The family of depth-area curves using 30 different storm transpositions of 3 different maximized storms, plus the envelopment curve (black line) which represents an initial estimation of PMP.

Past PMP Projects

Below are probable maximum precipitation projects that have previously been completed here at MetStat. Additional projects that are underway may be found on the project portfolios page.
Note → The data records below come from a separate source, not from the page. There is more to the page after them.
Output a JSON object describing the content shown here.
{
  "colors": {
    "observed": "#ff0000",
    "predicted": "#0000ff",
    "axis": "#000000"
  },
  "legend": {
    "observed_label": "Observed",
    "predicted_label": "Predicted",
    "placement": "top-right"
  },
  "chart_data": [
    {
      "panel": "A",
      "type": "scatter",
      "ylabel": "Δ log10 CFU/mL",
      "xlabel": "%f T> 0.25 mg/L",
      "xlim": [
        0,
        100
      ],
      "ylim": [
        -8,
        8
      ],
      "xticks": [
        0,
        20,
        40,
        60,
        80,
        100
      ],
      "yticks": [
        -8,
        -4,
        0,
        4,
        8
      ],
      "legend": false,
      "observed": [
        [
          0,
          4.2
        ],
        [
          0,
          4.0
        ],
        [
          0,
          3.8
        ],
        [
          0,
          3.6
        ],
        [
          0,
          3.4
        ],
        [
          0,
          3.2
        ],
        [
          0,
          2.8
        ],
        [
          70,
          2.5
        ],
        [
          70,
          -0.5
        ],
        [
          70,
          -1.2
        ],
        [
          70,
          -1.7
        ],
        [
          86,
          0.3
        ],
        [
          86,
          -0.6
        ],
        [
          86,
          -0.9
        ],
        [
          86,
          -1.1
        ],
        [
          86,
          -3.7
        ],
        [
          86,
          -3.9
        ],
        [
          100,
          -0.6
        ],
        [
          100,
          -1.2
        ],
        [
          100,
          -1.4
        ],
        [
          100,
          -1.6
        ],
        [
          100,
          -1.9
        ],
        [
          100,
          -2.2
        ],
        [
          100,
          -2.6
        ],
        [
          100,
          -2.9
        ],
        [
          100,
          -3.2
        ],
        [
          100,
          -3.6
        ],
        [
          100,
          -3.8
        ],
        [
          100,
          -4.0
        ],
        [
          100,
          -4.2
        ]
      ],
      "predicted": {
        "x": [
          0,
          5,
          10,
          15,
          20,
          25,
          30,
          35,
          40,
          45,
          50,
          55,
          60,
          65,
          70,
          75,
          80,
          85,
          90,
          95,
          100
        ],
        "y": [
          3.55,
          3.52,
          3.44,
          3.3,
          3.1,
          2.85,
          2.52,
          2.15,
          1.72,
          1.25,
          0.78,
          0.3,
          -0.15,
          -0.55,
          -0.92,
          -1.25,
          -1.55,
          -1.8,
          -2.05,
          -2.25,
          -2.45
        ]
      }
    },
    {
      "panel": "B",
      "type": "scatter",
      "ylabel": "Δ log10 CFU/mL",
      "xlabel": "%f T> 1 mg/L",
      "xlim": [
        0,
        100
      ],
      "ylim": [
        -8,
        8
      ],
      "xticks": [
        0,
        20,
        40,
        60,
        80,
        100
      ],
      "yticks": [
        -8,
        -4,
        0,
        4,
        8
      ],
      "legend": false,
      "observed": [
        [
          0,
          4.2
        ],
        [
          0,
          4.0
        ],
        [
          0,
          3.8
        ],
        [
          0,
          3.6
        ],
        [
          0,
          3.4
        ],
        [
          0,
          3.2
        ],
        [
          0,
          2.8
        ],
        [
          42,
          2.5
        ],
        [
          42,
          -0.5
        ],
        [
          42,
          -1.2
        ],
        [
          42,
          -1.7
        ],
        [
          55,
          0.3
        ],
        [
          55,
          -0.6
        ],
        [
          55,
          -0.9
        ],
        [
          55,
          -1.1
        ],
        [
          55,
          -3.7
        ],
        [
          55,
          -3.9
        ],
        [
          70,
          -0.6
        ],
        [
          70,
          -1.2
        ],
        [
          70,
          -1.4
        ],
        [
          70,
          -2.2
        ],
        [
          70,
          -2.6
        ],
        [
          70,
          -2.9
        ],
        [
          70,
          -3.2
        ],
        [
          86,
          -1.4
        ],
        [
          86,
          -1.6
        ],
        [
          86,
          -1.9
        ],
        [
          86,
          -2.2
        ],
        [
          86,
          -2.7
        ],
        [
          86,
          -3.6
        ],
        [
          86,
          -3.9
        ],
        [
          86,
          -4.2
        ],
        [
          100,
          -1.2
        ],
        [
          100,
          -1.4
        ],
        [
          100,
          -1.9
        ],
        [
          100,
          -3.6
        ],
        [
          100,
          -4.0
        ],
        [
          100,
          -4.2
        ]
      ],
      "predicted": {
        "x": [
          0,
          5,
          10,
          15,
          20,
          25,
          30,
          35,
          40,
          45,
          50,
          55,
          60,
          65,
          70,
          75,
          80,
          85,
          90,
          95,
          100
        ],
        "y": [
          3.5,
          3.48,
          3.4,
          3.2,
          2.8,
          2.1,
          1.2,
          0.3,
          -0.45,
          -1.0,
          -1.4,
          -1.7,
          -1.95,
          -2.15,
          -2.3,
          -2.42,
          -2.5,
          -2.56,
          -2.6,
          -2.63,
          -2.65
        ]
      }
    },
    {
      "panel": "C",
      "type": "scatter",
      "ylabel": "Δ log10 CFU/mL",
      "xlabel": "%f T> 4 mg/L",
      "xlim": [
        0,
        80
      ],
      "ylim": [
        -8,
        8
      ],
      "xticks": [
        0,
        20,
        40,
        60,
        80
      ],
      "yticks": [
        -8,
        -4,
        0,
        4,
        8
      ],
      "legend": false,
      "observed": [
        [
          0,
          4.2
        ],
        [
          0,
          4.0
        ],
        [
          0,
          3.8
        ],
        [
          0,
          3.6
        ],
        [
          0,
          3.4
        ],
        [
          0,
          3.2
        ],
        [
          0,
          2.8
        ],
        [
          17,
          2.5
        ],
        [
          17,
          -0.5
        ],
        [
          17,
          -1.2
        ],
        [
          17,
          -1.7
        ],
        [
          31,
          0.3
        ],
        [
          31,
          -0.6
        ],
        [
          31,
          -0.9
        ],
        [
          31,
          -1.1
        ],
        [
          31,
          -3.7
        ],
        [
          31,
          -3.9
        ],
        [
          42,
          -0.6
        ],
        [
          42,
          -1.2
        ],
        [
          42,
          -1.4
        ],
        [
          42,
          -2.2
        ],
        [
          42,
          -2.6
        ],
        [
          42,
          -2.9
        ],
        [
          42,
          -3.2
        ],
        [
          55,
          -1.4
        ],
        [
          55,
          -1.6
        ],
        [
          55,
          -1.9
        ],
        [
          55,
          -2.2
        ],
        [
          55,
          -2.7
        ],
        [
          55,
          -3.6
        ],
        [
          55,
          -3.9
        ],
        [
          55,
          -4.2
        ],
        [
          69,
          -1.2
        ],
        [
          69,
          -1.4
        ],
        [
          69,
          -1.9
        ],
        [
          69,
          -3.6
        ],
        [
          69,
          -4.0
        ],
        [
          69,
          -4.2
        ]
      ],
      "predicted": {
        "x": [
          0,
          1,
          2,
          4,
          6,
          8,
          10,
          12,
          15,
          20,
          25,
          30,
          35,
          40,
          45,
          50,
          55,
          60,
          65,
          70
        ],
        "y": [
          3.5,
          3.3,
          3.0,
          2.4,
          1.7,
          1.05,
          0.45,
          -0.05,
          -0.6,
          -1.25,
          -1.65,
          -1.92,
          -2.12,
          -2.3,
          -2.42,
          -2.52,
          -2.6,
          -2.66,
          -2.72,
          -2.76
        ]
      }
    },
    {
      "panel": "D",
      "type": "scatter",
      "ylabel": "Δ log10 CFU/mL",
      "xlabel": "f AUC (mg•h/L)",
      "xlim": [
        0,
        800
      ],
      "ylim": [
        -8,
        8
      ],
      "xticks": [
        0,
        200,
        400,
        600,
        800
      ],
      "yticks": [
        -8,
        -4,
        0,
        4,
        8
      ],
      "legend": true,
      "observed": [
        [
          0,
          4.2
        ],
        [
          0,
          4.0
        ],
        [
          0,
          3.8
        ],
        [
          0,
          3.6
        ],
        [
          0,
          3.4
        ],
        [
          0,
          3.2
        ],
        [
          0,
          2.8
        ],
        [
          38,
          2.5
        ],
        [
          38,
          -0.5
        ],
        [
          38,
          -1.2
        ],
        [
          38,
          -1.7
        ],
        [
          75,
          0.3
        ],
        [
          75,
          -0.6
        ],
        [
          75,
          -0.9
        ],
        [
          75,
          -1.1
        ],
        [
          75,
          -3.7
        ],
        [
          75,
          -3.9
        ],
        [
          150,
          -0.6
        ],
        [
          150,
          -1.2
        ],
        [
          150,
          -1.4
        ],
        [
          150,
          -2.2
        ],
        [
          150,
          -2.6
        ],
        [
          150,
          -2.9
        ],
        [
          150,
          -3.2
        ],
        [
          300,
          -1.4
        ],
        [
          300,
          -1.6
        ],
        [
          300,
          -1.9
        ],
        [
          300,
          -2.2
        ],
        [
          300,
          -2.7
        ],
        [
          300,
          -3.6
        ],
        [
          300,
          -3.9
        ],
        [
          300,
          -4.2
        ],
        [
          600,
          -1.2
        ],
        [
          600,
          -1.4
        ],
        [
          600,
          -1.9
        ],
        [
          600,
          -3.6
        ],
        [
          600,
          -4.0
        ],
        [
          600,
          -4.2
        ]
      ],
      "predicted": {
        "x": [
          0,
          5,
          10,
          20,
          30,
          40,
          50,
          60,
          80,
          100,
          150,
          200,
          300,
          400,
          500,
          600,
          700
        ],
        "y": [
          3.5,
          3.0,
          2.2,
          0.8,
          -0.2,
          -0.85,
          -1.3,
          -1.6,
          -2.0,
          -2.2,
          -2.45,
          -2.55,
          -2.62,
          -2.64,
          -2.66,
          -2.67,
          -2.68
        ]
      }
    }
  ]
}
Henderson Mill Drainage Basin Springtime Maximum Rainfall

Henderson Mill is located in the high elevations of the Colorado Rockies where the risk to hydrologic infrastructure may be associated with rain-on-snow events. In this study, MetStat® conducted a storm search for extreme storms to identify rainfall-dominated precipitation patterns during the Spring runoff season for application in a maximum precipitation study. Using traditional methods for developing probable maximum precipitation, storm analyses were performed, which included: the generation of storm temporal and spatial patterns; development of depth-area-duration (DAD) curves; storm maximization and transposition; elevation adjustments; and, calculation of a maximum precipitation value. Storm maximization and transposition requires an assessment of the source and magnitude of moisture inflow into the storm using the HYSPLIT back-trajectory model (see figure). In addition, areal reduction factors were applied to reduce the point maximum precipitation to the area size of the watershed. The output from the springtime maximum precipitation study will be implemented in a hydrologic model with a snowmelt runoff climatology information to generate a rain-on-snow hydrograph for assessment of risk in the Henderson Mill drainage. This project was a collaborative effort between MetStat® and Atmospheric Science Consultants.

Backtrajectory and surface dewpoint analysis locations that were used to determine transposition factors in the Henderson Mill PMP project.